SuperCritical Fluids (SCFs) have unique thermophyscial properties and heat-transfer characteristics, which make them very attractive for use in power industry. In this chapter, specifics of thermophysical properties and heat transfer of SCFs such as water, carbon dioxide and helium are considered and discussed. Also, particularities of heat transfer at SuperCritical Pressures (SCPs) are presented, and the most accurate heat-transfer correlations are listed. SuperCritical Water (SCW) is widely used as the working fluid in the SCP Rankine “steam”-turbine cycle in fossil-fuel thermal power plants. This increase in thermal efficiency is possible by application of high-temperature reactors and power cycles. Currently, six concepts of Generation-IV reactors are being developed, with coolant outlet temperatures of 500°C~1000°C. SCFs will be used as coolants (helium in GFRs and VHTRs; and SCW in SCWRs) and/or working fluids in power cycles (helium; mixture of nitrogen (80%) and helium [20%]; nitrogen, and carbon dioxide in Brayton gas-turbine cycles; and SCW “steam” in Rankine cycle).
TopIntroduction
SuperCritical Fluids (SCFs) are not a human invention. Actually, compressed fluid (i.e., fluid at pressures above the critical one, but at temperatures below the critical one) - water exists in oceans below the depth of ~2.2 km, which corresponds to the critical pressure of water - 22.064 MPa. If there is an underwater volcano with molten lava at this depth then water can reach temperatures above the critical one (373.95°C) and becomes SCF.
Also, nature has been processing minerals in aqueous solutions at near or above the critical point of water for billions of years (Levelt & Sengers, 2000). In the late 1800s, scientists started to use this natural process in their labs for creating various crystals. During the last 50 - 60 years, this process, called hydrothermal processing (operating parameters: water pressure from 20 to 200 MPa and temperatures from 300 to 500ºC), has been widely used in the industrial production of high-quality single crystals (mainly gem stones) such as sapphire, tourmaline, zircon and others.
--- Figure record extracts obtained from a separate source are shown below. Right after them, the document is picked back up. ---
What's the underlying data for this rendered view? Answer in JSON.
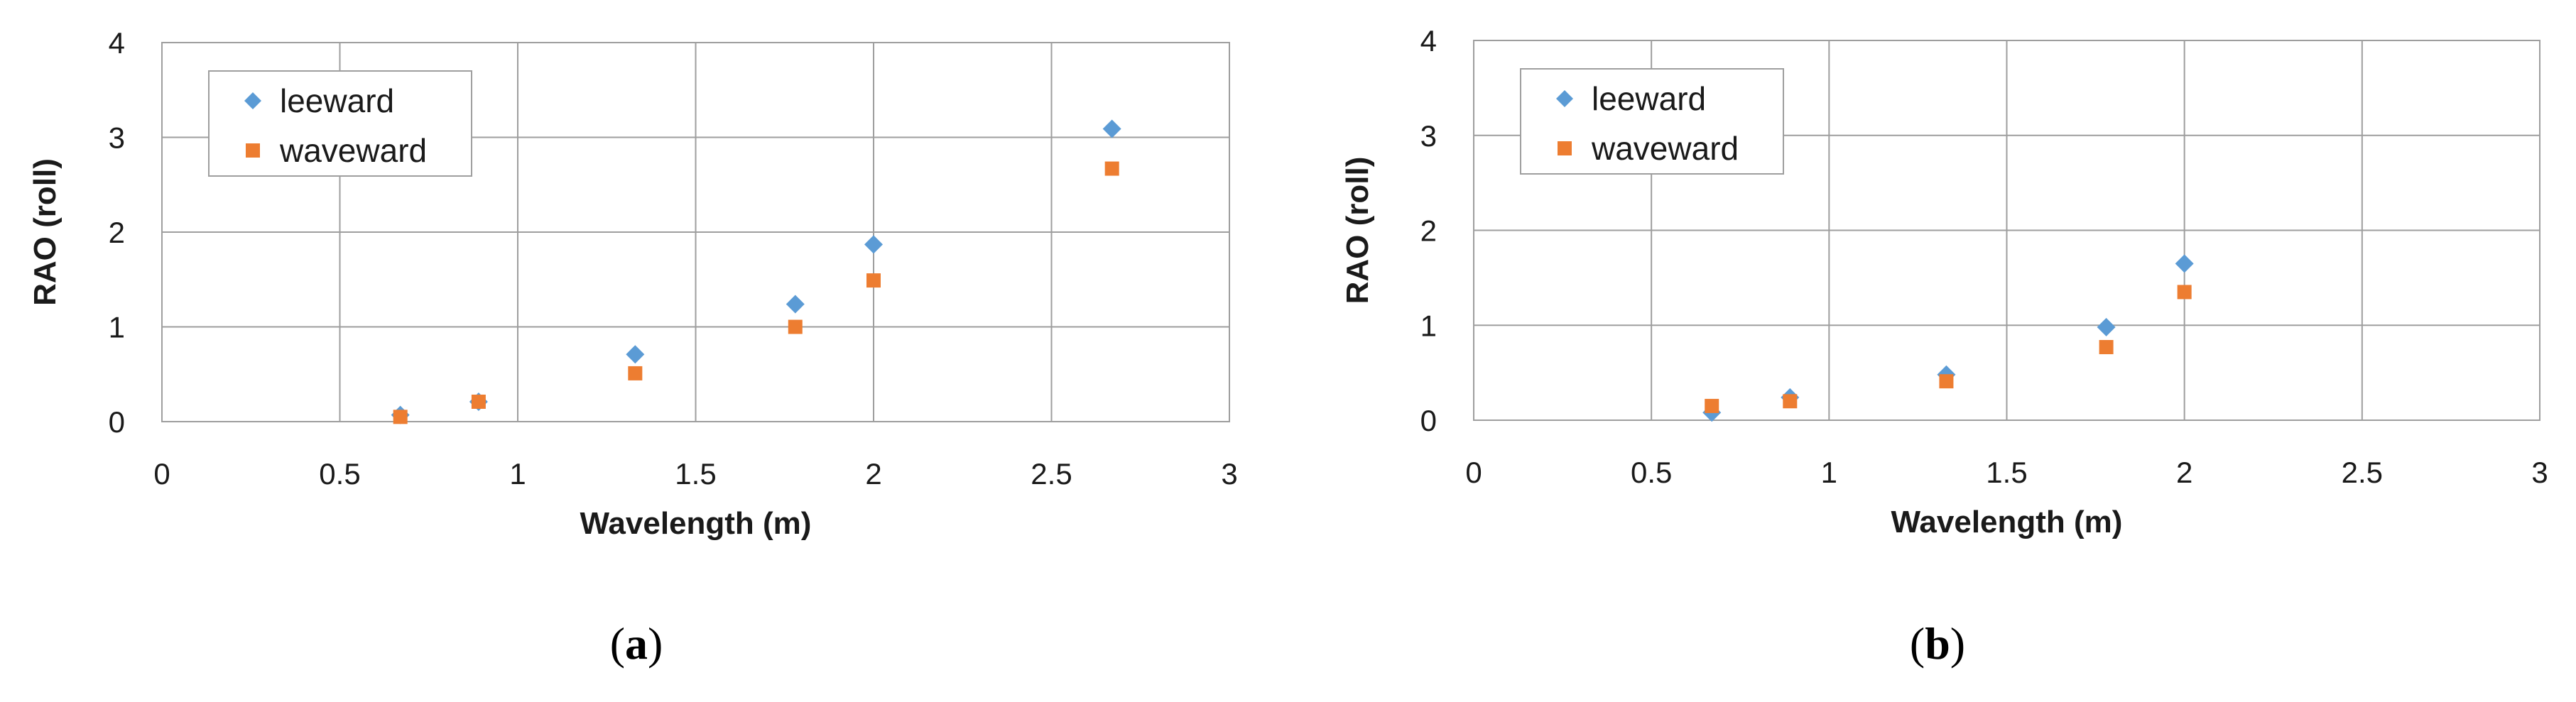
{
  "chart_data": [
    {
      "type": "scatter",
      "panel_label": "a",
      "xlabel": "Wavelength (m)",
      "ylabel": "RAO (roll)",
      "xlim": [
        0,
        3
      ],
      "ylim": [
        0,
        4
      ],
      "xticks": [
        0,
        0.5,
        1,
        1.5,
        2,
        2.5,
        3
      ],
      "yticks": [
        0,
        1,
        2,
        3,
        4
      ],
      "grid": true,
      "legend_position": "top-left",
      "series": [
        {
          "name": "leeward",
          "marker": "diamond",
          "color": "#5b9bd5",
          "x": [
            0.67,
            0.89,
            1.33,
            1.78,
            2.0,
            2.67
          ],
          "y": [
            0.07,
            0.21,
            0.71,
            1.24,
            1.87,
            3.09
          ]
        },
        {
          "name": "waveward",
          "marker": "square",
          "color": "#ed7d31",
          "x": [
            0.67,
            0.89,
            1.33,
            1.78,
            2.0,
            2.67
          ],
          "y": [
            0.05,
            0.21,
            0.51,
            1.0,
            1.49,
            2.67
          ]
        }
      ]
    },
    {
      "type": "scatter",
      "panel_label": "b",
      "xlabel": "Wavelength (m)",
      "ylabel": "RAO (roll)",
      "xlim": [
        0,
        3
      ],
      "ylim": [
        0,
        4
      ],
      "xticks": [
        0,
        0.5,
        1,
        1.5,
        2,
        2.5,
        3
      ],
      "yticks": [
        0,
        1,
        2,
        3,
        4
      ],
      "grid": true,
      "legend_position": "top-left",
      "series": [
        {
          "name": "leeward",
          "marker": "diamond",
          "color": "#5b9bd5",
          "x": [
            0.67,
            0.89,
            1.33,
            1.78,
            2.0
          ],
          "y": [
            0.08,
            0.24,
            0.48,
            0.98,
            1.65
          ]
        },
        {
          "name": "waveward",
          "marker": "square",
          "color": "#ed7d31",
          "x": [
            0.67,
            0.89,
            1.33,
            1.78,
            2.0
          ],
          "y": [
            0.15,
            0.2,
            0.41,
            0.77,
            1.35
          ]
        }
      ]
    }
  ],
  "captions": [
    {
      "label": "a"
    },
    {
      "label": "b"
    }
  ]
}
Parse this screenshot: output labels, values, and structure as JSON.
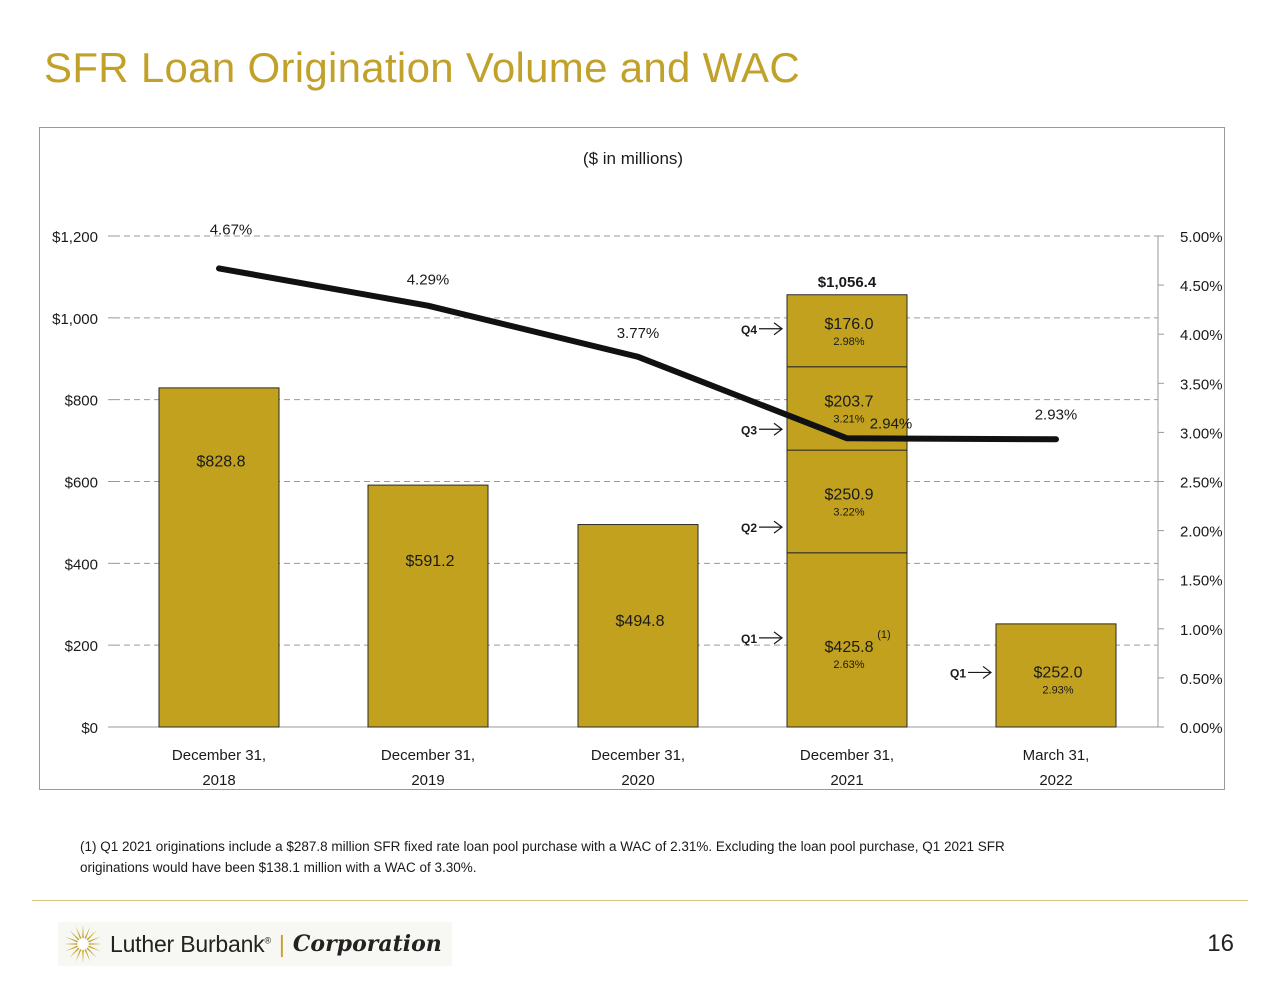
{
  "page": {
    "title": "SFR Loan Origination Volume and WAC",
    "page_number": "16"
  },
  "chart_data": {
    "type": "bar",
    "subtitle": "($ in millions)",
    "categories": [
      [
        "December 31,",
        "2018"
      ],
      [
        "December 31,",
        "2019"
      ],
      [
        "December 31,",
        "2020"
      ],
      [
        "December 31,",
        "2021"
      ],
      [
        "March 31,",
        "2022"
      ]
    ],
    "y_left": {
      "min": 0,
      "max": 1200,
      "step": 200,
      "ticks": [
        "$0",
        "$200",
        "$400",
        "$600",
        "$800",
        "$1,000",
        "$1,200"
      ]
    },
    "y_right": {
      "min": 0,
      "max": 5.0,
      "step": 0.5,
      "ticks": [
        "0.00%",
        "0.50%",
        "1.00%",
        "1.50%",
        "2.00%",
        "2.50%",
        "3.00%",
        "3.50%",
        "4.00%",
        "4.50%",
        "5.00%"
      ]
    },
    "grid": "dashed horizontal",
    "bar_color": "#c2a11e",
    "line_color": "#111111",
    "bars": [
      {
        "category": 0,
        "value": 828.8,
        "label": "$828.8"
      },
      {
        "category": 1,
        "value": 591.2,
        "label": "$591.2"
      },
      {
        "category": 2,
        "value": 494.8,
        "label": "$494.8"
      },
      {
        "category": 3,
        "total_label": "$1,056.4",
        "segments": [
          {
            "quarter": "Q1",
            "value": 425.8,
            "label": "$425.8",
            "wac": "2.63%",
            "note": "(1)"
          },
          {
            "quarter": "Q2",
            "value": 250.9,
            "label": "$250.9",
            "wac": "3.22%"
          },
          {
            "quarter": "Q3",
            "value": 203.7,
            "label": "$203.7",
            "wac": "3.21%"
          },
          {
            "quarter": "Q4",
            "value": 176.0,
            "label": "$176.0",
            "wac": "2.98%"
          }
        ]
      },
      {
        "category": 4,
        "segments": [
          {
            "quarter": "Q1",
            "value": 252.0,
            "label": "$252.0",
            "wac": "2.93%"
          }
        ]
      }
    ],
    "wac_line": {
      "values": [
        4.67,
        4.29,
        3.77,
        2.94,
        2.93
      ],
      "labels": [
        "4.67%",
        "4.29%",
        "3.77%",
        "2.94%",
        "2.93%"
      ]
    }
  },
  "footnote": {
    "line1": "(1) Q1 2021 originations include a $287.8 million SFR fixed rate loan pool purchase with a WAC of 2.31%.  Excluding the loan pool purchase, Q1 2021 SFR",
    "line2": "originations would have been $138.1 million with a WAC of 3.30%."
  },
  "logo": {
    "name": "Luther Burbank",
    "registered": "®",
    "separator": "|",
    "corporation": "Corporation",
    "icon": "sunburst-icon"
  }
}
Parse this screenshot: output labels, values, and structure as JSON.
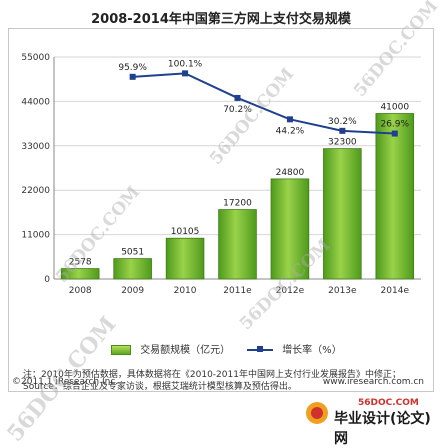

First works dedicated to specifics of thermophysical properties of fluids and heat transfer at SuperCritical Pressures (SCPs) started as early as the 1930s. E. Schmidt and his associates (Schmidt, 1960; Schmidt et al., 1946) investigated free-convection heat transfer of fluids at the near-critical point with the application to a new effective cooling system for turbine blades in jet engines. They found that free-convection Heat Transfer Coefficient (HTC) at the near-critical state was quite high and decided to use this advantage in single-phase thermosyphons with an intermediate working fluid at the near-critical point.
In the 1950s, the idea of using SuperCritical Water (SCW) appeared to be rather attractive for SC “steam” generators. At SCPs, there is no liquid-vapour-phase transition; due to that there is no such phenomenon as critical heat flux or dryout. Only within a certain range of parameters a deterioration of heat transfer may occur. The main objective of operating “steam” generators at SCPs was to increase the total thermal efficiency of a power plant. Work in this area was mainly done in the USA, former USSR, Germany and some other countries in the 1950s - 1980s. Currently, use of SCW in coal-fired power plants is the largest application of fluid at SCPs in industry.
At the end of the 1950s and the beginning of the 1960s, some studies were conducted to investigate a possibility of using SCFs in nuclear reactors (Pioro & Duffey, 2007) with the same objective as in the thermal-power engineering, i.e., to increase thermal efficiency of water-cooled-reactors Nuclear Power Plants (NPPs). Several concepts of nuclear reactors using SCW as a coolant were developed in the USA, former USSR and some other countries. However, this idea was abandoned for almost 30 years and regained momentum in the 1990s.
At the end of 20th century, leading nuclear-power countries started to look into a possibility to develop next generation nuclear-power reactors. And in 2001, under the leadership of the U.S. Department of Energy’s (DOE) Office of Nuclear Energy, Science and Technology a framework for international co-operation in research and development for the next generation of nuclear-energy systems has been launched as the Generation-IV International Forum (GIF) Initiative, which was originally signed by Argentina, Brazil, Canada, France, Japan, Republic of Korea, South Africa, the United Kingdom (UK) and the United States (US). Later on, Switzerland (2002), Euratom (2003), the People’s Republic of China (2006), the Russian Federation (2006), and Australia (2016) have joined the GIF.